La murga «El sueño del pibe» cumple 20 años y lo festeja en dos coloridas jornadas
Este fin de semana habrá fiesta en el Arenal. Con motivo de celebrar los 20 años de vigencia de la murga más antigual de San Martín de los Andes, El sueño del pibe invita a la comunidad a acercarse al barrio y disfrutar de la murga, la feria y el brindis. RSM habló con Débora Pafian, una de sus referentes, para conocer más detalles y recordar su historia.
«Eramos unos niños cuando empezamos con esto. Estuvimos mirando fotos de los comienzos y no lo podemos creer. Crecimos con la murga, junto a Pablo y mis hermanas. La murga es la familia que elijo”, dice Débora al aire en la 98.5 RSM Radio. Hace tiempo que vienen organizando el festejo, que se extenderá durante todo el fin de semana.
El sábado, desde las 15hs habrá feria de emprendedores en el playón del barrio El Arenal. Luego, desde las 18hs se desarrollará el desfile de murgas, junto a grupos de Bariloche, Zapala y Junín. La jornada finalizará en el playón, con el escenario para las muras y grupos musicales invitados. Luego, el domingo reanudarán los festejos a las 14hs, con más música, color y brindis.

«La murga la creó uno de mis tíos, mi tío Chule y su mujer María, hace muchísimos años. Yo tenía 5 años más o menos cuando empecé a bailar en una murga que se llamaba El Rejunte y a los 7 u 8 años, él creó El sueño del pibe con María. En la murga hay contención. En el barrio hay muchas situaciones que los chicos vienen a contar, se desahogan un rato y se sienten mejor. Hay chicos que viven solo con su mamá o su papá, tienen que salir a trabajar y por ahí están diez horas, vuelven y vienen a bailar. Con la murga también viajamos. Somos autogestivos y a veces cuesta juntar la plata para viajar pero siempre hacemos algo», cuenta Débora.

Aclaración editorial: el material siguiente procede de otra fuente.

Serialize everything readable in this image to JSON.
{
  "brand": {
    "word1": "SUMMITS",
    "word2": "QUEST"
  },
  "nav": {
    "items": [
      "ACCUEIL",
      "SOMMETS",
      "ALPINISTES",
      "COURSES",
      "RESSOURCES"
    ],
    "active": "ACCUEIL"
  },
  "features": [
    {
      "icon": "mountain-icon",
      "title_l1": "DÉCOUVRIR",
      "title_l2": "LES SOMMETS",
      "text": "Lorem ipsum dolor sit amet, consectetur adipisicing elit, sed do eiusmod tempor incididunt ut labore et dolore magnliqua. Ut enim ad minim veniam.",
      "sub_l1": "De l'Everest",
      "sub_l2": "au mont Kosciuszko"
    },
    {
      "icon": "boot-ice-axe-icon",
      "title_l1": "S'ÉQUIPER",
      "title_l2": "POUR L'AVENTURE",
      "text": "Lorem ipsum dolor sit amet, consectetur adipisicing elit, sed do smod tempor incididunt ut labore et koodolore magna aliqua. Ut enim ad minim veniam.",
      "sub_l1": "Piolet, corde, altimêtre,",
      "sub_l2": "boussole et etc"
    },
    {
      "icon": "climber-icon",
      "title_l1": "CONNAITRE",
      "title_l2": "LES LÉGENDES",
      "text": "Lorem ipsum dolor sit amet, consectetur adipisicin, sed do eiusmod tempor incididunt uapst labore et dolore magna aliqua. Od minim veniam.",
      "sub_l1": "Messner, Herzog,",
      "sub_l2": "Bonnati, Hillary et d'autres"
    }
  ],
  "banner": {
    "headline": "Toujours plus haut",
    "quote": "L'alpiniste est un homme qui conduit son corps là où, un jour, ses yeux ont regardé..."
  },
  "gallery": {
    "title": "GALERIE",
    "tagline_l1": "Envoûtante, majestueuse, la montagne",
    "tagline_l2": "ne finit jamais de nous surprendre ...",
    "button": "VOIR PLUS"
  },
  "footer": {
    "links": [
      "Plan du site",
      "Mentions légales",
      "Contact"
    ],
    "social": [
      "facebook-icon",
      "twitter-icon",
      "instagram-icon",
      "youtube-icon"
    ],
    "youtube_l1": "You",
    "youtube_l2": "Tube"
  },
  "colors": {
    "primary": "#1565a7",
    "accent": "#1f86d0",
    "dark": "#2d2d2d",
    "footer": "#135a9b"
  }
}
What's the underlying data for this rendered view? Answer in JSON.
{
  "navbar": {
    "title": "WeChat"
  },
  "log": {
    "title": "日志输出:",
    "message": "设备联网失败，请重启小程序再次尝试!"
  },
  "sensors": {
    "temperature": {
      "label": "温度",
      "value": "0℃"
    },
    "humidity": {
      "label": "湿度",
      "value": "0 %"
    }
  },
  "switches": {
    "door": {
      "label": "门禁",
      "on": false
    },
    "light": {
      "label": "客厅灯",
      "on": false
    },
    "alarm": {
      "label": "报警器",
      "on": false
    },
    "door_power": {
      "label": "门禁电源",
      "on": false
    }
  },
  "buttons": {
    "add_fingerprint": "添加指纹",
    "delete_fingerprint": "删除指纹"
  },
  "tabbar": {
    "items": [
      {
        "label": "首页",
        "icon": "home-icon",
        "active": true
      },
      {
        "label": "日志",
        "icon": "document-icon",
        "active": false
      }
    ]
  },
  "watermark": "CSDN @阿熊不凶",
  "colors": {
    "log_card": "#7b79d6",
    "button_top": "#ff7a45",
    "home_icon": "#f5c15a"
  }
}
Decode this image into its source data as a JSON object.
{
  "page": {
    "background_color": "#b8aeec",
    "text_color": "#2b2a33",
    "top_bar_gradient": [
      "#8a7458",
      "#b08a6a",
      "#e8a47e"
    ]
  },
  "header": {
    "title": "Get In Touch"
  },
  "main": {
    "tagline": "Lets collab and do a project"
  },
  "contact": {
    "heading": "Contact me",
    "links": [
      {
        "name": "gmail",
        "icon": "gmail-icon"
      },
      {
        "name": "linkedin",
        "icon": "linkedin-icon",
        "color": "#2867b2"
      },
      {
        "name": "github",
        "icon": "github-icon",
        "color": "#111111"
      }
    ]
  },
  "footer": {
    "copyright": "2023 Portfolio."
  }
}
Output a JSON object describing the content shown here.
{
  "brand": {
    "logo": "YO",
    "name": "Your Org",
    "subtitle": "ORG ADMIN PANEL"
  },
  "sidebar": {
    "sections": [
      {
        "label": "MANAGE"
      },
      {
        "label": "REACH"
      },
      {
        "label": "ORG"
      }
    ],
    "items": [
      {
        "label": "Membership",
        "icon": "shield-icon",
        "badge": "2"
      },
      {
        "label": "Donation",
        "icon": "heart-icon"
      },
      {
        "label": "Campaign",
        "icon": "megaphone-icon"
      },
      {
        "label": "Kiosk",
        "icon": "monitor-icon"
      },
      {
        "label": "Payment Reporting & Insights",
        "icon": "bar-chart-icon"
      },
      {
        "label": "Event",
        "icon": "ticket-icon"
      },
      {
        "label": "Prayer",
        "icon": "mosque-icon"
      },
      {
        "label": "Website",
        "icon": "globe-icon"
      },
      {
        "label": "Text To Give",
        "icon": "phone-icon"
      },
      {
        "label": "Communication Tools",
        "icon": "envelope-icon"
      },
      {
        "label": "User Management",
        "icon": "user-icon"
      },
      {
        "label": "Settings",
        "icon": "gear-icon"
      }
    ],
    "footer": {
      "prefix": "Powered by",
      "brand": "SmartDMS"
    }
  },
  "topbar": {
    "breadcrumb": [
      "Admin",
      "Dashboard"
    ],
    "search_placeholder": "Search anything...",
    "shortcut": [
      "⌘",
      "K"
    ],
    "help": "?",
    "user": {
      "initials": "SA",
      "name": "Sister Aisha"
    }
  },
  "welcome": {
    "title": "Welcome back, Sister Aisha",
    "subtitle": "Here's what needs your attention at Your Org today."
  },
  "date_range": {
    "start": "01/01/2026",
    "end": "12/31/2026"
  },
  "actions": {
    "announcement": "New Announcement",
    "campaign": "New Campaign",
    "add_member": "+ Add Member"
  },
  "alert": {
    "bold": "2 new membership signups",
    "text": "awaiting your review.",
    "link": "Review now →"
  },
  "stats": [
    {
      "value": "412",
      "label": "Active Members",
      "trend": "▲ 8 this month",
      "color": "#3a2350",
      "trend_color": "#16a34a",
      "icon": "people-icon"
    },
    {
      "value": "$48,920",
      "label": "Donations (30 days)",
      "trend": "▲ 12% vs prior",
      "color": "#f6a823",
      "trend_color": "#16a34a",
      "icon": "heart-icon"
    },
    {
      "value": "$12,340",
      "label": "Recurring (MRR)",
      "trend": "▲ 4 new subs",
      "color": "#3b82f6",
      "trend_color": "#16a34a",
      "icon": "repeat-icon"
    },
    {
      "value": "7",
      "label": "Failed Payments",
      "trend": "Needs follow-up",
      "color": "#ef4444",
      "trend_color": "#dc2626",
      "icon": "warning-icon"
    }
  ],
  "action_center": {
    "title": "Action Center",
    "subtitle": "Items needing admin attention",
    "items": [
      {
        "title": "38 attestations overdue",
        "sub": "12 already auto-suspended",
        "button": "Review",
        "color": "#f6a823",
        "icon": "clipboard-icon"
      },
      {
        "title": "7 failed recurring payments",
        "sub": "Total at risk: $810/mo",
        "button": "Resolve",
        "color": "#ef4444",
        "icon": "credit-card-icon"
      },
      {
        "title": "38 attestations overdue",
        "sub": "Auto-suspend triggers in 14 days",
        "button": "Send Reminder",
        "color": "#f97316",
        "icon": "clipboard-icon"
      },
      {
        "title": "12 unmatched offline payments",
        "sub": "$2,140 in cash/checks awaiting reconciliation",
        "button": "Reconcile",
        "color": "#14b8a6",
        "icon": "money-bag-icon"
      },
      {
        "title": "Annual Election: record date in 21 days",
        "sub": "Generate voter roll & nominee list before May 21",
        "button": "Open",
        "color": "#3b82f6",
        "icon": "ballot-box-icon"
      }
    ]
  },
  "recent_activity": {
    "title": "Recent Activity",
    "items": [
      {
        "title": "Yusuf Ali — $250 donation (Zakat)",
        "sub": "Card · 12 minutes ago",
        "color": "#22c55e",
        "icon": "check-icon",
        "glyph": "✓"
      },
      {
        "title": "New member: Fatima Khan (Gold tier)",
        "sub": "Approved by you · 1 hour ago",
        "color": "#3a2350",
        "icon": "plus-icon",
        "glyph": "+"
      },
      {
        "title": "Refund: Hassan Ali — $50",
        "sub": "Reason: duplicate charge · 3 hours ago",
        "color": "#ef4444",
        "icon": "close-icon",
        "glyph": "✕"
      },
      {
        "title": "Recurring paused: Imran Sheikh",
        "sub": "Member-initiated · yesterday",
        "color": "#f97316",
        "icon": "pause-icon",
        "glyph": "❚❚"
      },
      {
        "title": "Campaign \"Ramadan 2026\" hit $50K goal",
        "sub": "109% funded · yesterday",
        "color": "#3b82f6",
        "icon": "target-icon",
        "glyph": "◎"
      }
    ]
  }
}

El sueño del pibe se financia a sí misma, no recibe ayuda de ninguna organización. Los chicos se hacen sus propios trajes, cosen sus banderines a mano, decoran el barrio. Ellos mismos se organizan para poder comer y tener dónde dormir en los viajes. Ensayan en el patio de la escuela 142, o en el playón de El Arenal, entre tres y cuatro veces a la semana, aunque en vísperas de carnaval lo hacen todos los días. A veces tienen suerte y reciben telas o instrumentos usados en donación.
«Para mí la murga es mi vida, yo fui criada ahí y toda mi familia colabora. Mi abuela siempre nos apoyó, mi tío más que nada que fue el que la creó y mi mamá también, que no es de la murga, pero cuando hay que vender números, todos salen a vender, hay que cocinar un bizcochuelo y todos cocinan. Es mi vida. Hasta mi sobrino que tiene tres años está en la murga, mi hermana embarazada pasó bailando en la murga. Para mí la murga es mi familia. Somos pocos pero nos conocemos tanto que si le pasa algo a alguno nos pasa a todos. Estamos muy unidos», concuye Debora.